Transport in Nanotubes: Effect of Remote Impurity Scattering
Alexey G. Petrov, Slava V. Rotkin

TL;DR
This paper develops a theoretical model for remote Coulomb impurity scattering in single-wall carbon nanotubes, analyzing how it affects electrical conductivity based on bandstructure and Fermi level, with implications for high mobility in doped tubes.
Contribution
It introduces a detailed theoretical framework for impurity scattering in nanotubes, including analytical and numerical results on conductivity and scattering rates.
Findings
Conductivity exhibits exponential dependence on Fermi energy.
Degenerately doped semiconductor nanotubes can achieve high mobility.
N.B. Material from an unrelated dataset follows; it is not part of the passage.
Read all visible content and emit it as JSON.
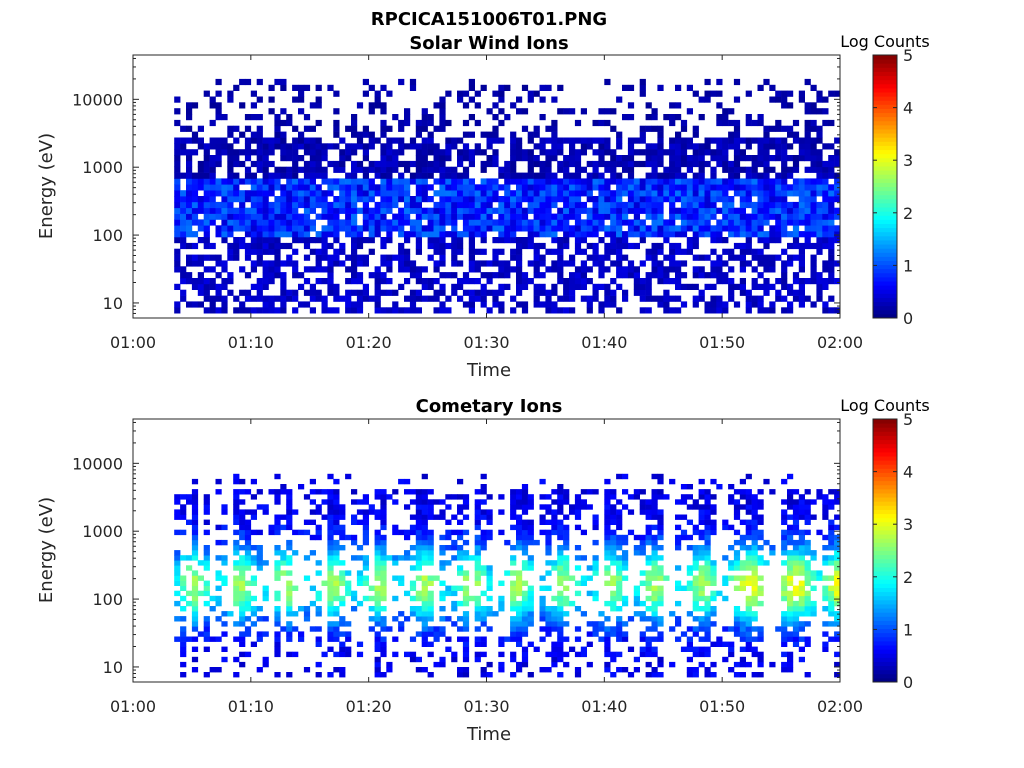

Inter-subband transitions can limit electron transport at high doping levels.
Abstract
Theory of the remote Coulomb impurity scattering in single--wall carbon nanotubes is developed within one--electron approximation. Boltzmann equation is solved within drift--diffusion model to obtain the tube conductivity. The conductivity depends on the type of the nanotube bandstructure (metal or semiconductor) and on the electron Fermi level. We found exponential dependence of the conductivity on the Fermi energy due to the Coulomb scattering rate has a strong dependence on the momentum transfer. We calculate intra-- and inter--subband scattering rates and present general expressions for the conductivity. Numerical results, as well as obtained analytical expressions, show that the degenerately doped semiconductor tubes may have very high mobility unless the doping level becomes too high and the inter--subband transitions impede the electron transport.